The Nap She Didn’t Take

Here is one more twist. We often talk about things that do not happen as if they were real: “Cameron’s failure to catch the ball caused the window to break.” “Anita’s omitting the cutlery from the wedding list made Susan angry.” Are there really negative events — missing napes, absent waves, unfired shots? Some philosophers, like Judith Jarvis Thomson (1929–2020), take such talk at face value: our world contains omissions and refrainings. Others insist that only positive events exist. When we say “Anita omitted the cutlery,” we are actually describing a positive event — say, the writing of a wedding list that does not include cutlery. The negative sound is just a shorthand, not a mysterious negative thing.

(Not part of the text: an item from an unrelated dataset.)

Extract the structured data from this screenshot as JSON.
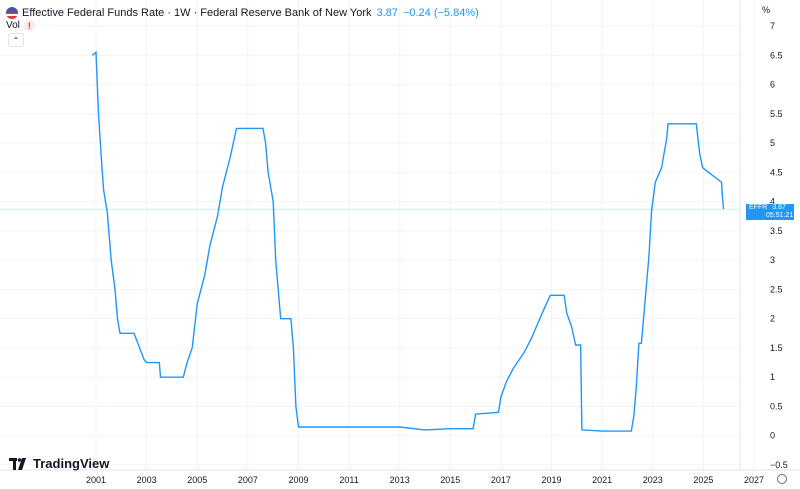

Why does this matter? Because negative events slide directly into moral and legal responsibility. If you see someone drowning and do nothing, can your inaction be a cause of their death? Juries and ordinary people often say yes. But if omissions are not real events, then we need a different story about how not-doing can count as a cause. The metaphysics of negative events touches the very core of how we assign blame for what someone failed to do.

Why This Matters When You Say “I Didn’t Mean To”

Back to Cameron. When he says he didn’t mean to break the window, he is weaving several pieces of philosophy together. He assumes there was an event (the window breaking) that can be traced to his action (the throw), and that his mental state — his intention or lack of it — changes the nature of the event. But which event is the one that matters? The throw? The breaking? The whole sequence? And if he stood still and watched the ball fly past him, are we counting a negative event — his failure to catch it — as a cause?

How you answer those questions shapes whether you see Cameron as more or less blameworthy. In your own life, every time you explain why something happened — “I was just walking and it fell”; “I didn’t touch it”; “I forgot to say something” — you are picking sides in a philosophical argument that has lasted thousands of years. The next time an accident happens, try describing it as one event and then as many. Notice how the story changes, and who ends up responsible. The world of events is not just a dry list of occurrences. It is the hidden grammar of our excuses, our stories, and our sense of right and wrong.

Think about it

  1. If a camera records exactly what happens when a window breaks, could watching the video settle whether the breaking was one event or many? Why or why not?
  2. Suppose a friend promises to feed your cat while you’re away, forgets, and the cat goes hungry. Are you more upset about what your friend did or about what they didn’t do? What does that tell you about negative events?
  3. If every human suddenly vanished from the universe but the physical world kept going exactly as before, would there still be events — like a tree falling in a forest? Does anything about events depend on someone to describe them?